Okay wait, I know why. I know the technical reasons. I also know they will be surmounted soon enough. But really, this is why the iPad exists — remote storage of data for local manipulation at any arbitrary node (and the iPad is as local and arbitrary as it gets today) and Google Docs is the repository for such remote storage right now. So when I see word processors for the iPad and they do not support Google Docs, I immediately wonder WHAT THE FUCK?

On a more general level, consider Dropbox. Anything that stores any kind of data should be able to export it to Dropbox. If I make funky images with Granimator (and I do), I want to share them with other iPad users (because they make great wallpaper images) and Dropbox is a solid way to offload all that sharing logic to someone else rather than integrate it into an iPad app or, worse, the operating system.

But it’s in the nature of new technology to flounder for a while (a long while in some cases) before it finds niches where it sings. Here’s another example: electronic books. See, I can tell this is transitional because there are some I can only get through Kindle and there are others that I can only get in PDF and there are others still that are self-contained apps. All of these are viable ways to deliver textual content and we don’t have to settle on exactly one (which is good because they have diverse and only partially overlapping strengths and weaknesses) but the disordered management and access to these documents smell like a technology that has not figured it out yet. And it’s clearly not as simple as just integration (like Goodreader, say) but rather a deeper problem of needing a new technology to cope with new technology.
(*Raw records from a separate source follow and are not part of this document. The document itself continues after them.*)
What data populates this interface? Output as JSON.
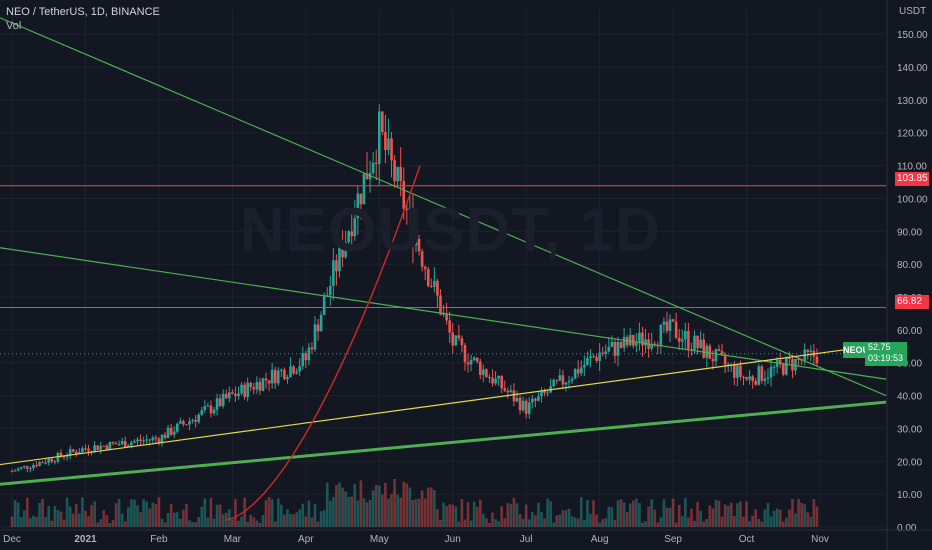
{
  "header": {
    "title": "NEO / TetherUS, 1D, BINANCE",
    "indicator": "Vol"
  },
  "watermark": "NEOUSDT, 1D",
  "axis": {
    "unit": "USDT"
  },
  "tags": {
    "upper_level": "103.85",
    "lower_level": "66.82",
    "symbol": "NEOUSDT",
    "last_price": "52.75",
    "countdown": "03:19:53"
  },
  "colors": {
    "background": "#131722",
    "up": "#26a69a",
    "down": "#ef5350",
    "trend_green": "#4caf50",
    "trend_yellow": "#e6d84a",
    "level_red": "#f44336",
    "curve_red": "#c62828"
  },
  "chart_data": {
    "type": "candlestick",
    "title": "NEO / TetherUS, 1D, BINANCE",
    "y_ticks": [
      0,
      10,
      20,
      30,
      40,
      50,
      60,
      70,
      80,
      90,
      100,
      110,
      120,
      130,
      140,
      150
    ],
    "ylim": [
      0,
      155
    ],
    "x_ticks": [
      "Dec",
      "2021",
      "Feb",
      "Mar",
      "Apr",
      "May",
      "Jun",
      "Jul",
      "Aug",
      "Sep",
      "Oct",
      "Nov"
    ],
    "horizontal_levels": [
      103.85,
      66.82
    ],
    "last_price": 52.75,
    "price_path_keypoints": [
      {
        "month": "Dec",
        "price": 17
      },
      {
        "month": "2021",
        "price": 24
      },
      {
        "month": "Feb",
        "price": 27
      },
      {
        "month": "Mar",
        "price": 40
      },
      {
        "month": "Apr",
        "price": 51
      },
      {
        "month": "May",
        "price": 120
      },
      {
        "month": "Jun",
        "price": 56
      },
      {
        "month": "Jul",
        "price": 36
      },
      {
        "month": "Aug",
        "price": 53
      },
      {
        "month": "Sep",
        "price": 60
      },
      {
        "month": "Oct",
        "price": 45
      },
      {
        "month": "Nov",
        "price": 52.75
      }
    ]
  }
}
And then, as if it wasn’t enough that technology is changing, technology is clearly changing us too. Our expectations are different than they were twenty, ten, or even five years ago. We expect (reasonably!) to trivially share practically anything with people we have never seen or spoken to. Not just make it available, but genuinely share it — make them know it exists, allow them to get it, allow them to change it, and understand their changes. Solid collaboration is still the killer app that doesn’t quite exist yet and a lot of people are stabbing in the dark at it (and wondering) — wikis, Google Docs, Dropbox, Google Wave…all these things are trying to figure out real, distributed collaboration. None of them do it yet, though of them all at least Google Wave (still the least useful for this) is not just an old application elevated to the new shared space. It’s closer to a genuinely new idea, and we sure need one.

We are smart monkeys and so we always re-purpose any technology to make it do what we think it ought to do. As the technology becomes more powerful and as the interconnectedness of people and projects exceeds the point at which we can really analyze it, we will be pushing the human-technology hybrid animal into newer and newer places. The iPad is one of those things that makes this clear. It’s equally clear that it’s a prototype of what will be — it’s clumsy and scattered and poorly integrated. It does a whole bunch of things you already did but in a bigger and smaller package with better and worse graphics. But it is certainly the result of someone smart wondering really hard.

I can’t wait, then, to see where we are next year. Because this transition is more about software and about adoption and usage than hardware. And so, to all you iPad developers out there wondering your asses off for ninety-nine cents a download, my hat is off to you. And my wallet, frankly, open. Wonder over here where I can see it and fondle it and test it and make it do things you didn’t intend it to do. But make it play nice and play freely, because it’s this gestalt technology that is going to really blow us away.